会社の経営は「経営者が行うものだ」と誰しも考えます。もちろん、重要な方針や方向付けは重役会等で経営層が決めると言う意味では経営者が行うものです。
しかし、こうした経営の方針や考え方は、経営層から管理職層に伝達され、全社の経営目標数値を達成するために各部門、各課、各係や担当者に至るまで、目標値がブレークダウンして与えられ、それを達成する事が求められるのです。
与えられた自分の目標を達成すると同時に、なぜそうした目標が与えられているのかを、会社の経営方針等と関連付けて考える習慣を若い時から付ける事がお勧めです。

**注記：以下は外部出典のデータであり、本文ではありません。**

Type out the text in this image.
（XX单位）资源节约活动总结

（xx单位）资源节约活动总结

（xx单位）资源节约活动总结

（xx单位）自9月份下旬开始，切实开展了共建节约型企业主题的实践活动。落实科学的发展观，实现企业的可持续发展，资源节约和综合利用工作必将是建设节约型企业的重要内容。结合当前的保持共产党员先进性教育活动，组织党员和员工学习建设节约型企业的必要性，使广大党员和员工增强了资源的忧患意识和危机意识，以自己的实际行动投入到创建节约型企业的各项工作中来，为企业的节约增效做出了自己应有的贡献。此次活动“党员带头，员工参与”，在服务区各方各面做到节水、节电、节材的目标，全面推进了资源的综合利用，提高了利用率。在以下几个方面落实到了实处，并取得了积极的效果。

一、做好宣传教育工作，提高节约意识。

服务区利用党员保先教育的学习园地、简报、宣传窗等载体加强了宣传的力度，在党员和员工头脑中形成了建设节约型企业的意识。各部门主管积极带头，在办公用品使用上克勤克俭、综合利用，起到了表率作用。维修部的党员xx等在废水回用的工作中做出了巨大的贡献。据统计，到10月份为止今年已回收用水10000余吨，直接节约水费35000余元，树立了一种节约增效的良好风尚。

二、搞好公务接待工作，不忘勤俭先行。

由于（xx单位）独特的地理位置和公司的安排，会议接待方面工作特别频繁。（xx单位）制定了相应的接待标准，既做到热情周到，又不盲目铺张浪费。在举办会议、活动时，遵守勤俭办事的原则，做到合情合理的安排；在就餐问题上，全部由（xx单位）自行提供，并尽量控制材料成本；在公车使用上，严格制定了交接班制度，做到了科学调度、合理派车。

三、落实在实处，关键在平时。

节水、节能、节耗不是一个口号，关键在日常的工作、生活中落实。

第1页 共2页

経営者にならなくても、係長や課長として部下を持つ時には、こうして習慣付けた経営感覚が非常に役立ちます。
中期経営計画や事業計画で会社の経営方針を把握する
自分の会社の経営方針など、下っ端の自分は知る由もないと思われるかも知れませんが、意識すれば簡単に入手し、熟読吟味する事が可能です。
どこの会社でも社内報等が発行されており、年初や年度初めに社長が、本年の方針として、社員に呼び掛けているはずです。こうした方針を、自分の部署や自分の仕事にどう関連するのかを考えながら熟読する事がお勧めです。
また、自分の会社が株式を上場しているなら、HP等で必ずIR情報(投資家向け情報)が公開されており、そこで昨年度の決算と本年の方針や、3年から5年の中期計画が提示されているはずです。
こうした情報で、全社がどこに向かおうとしているのかを知る事が出来ます。
経営状況は、全社と共にセグメント別でも表現されている場合が多く、自分の所属する組織により近く、少なくとも実感できる範囲での経営状況を知る事も可能でしょう。
熟読しても、その立場によって理解できない事も多いでしょう。それでも読み続け、自分なりに把握して自分の行動の参考にするのは、将来的にも有用なのです。
全社の経営は各セグメントや各部署の積み上げ
どんなに巨大な企業であっても、その販売金額は各セグメントや事業部の販売の積算であり、さらに事業部の販売は、その会社の販売体制の最小単位の積み上げです。
その販売を達成するための人・もの・金の資源も同様に最小単位の積み上げで全社の数値が決まるのです。
従って、あなたの属する組織部門の目標値は全社の販売を達成するための目標値と連動しており、その活動費も連動しているのです。
自分達の属する最小単が目標の90%で未達であっても、全社の経営数値には何の関係もないと考えがちですが、それぞれがそうした感覚で90%しか達成できなければ、全社でも90%しか目標を達成できないと言う結果になっているのです。
全社を自分の組織や自分が背負っている訳ではありませんが、全社の経営数値に間違いなく関連しているのです。従って、経営全体の方向性を理解し、経営目標数値を理解し、その上で仕事に取り組む事でモチベーションも上がり、上司の話す事も理解し易くなる事が多いのです。
こうした点から、若い頃から経営方針や経営目標を意識する事は極めて重要で、自分の成長にも役立つのです。
課長職になれば単なる管理ではなく部門経営者
重役にまで出世する人は少なく、またそれを目標とする人は少ないかも知れません。
しかし、多くの人は課長になれればと思っているのが一般的です。
課長は自分の上司を見て、部下の管理をするだけの存在だと思っているかも知れませんが、本当に求められているのは、部下の管理のみではなく、部下育成であり部門経営なのです。
先に記載した様に、全社の目標が、各課に割り付けられ、それを積み上げる事で全社の数値目標が達成できるのです。
従って、課長はその経営組織の最小単位を任された部門経営者なのです。計画に織り込まれた人件費や経費等の予算内で計画の数値目標を達成する使命を持った経営者なのです。
この達成のために、日々の管理業務も必要ですし、中期的に組織の成長を図るために部下の能力育成も重要なのです。日々の管理は、部門経営を行う為の手段に過ぎないのです。
課長は上記の様に部門経営のトップであり、係長はそれを分割して担う部門重役と言えるのです。こうした事を考えると、部下を持たない若い頃から経営意識や経営感覚を磨く事が係長や課長としての真の役割を達成する訓練として重要な事が理解できるでしょう。
どんな部門であろうが若くから経営感覚を持つ事が重要
自分が会社のどのような職種であろうと、若い頃から経営感覚を養う事が重要です。
全社の経営方針や数値目標が自分の所属する組織目標や自分の仕事と連動している事をしっかりと知る事で、モチベーションの一助となると共に、若い頃からこうした感覚を磨く事でバランス感覚も養われます。
こうした習慣を付ける事で、やがて係長や課長として部門経営者やそれを分割して担う立場になった時、単に指示し、管理するだけの人だと言う課長や係長ではなく、真に求められる役割を担えるようになるのです。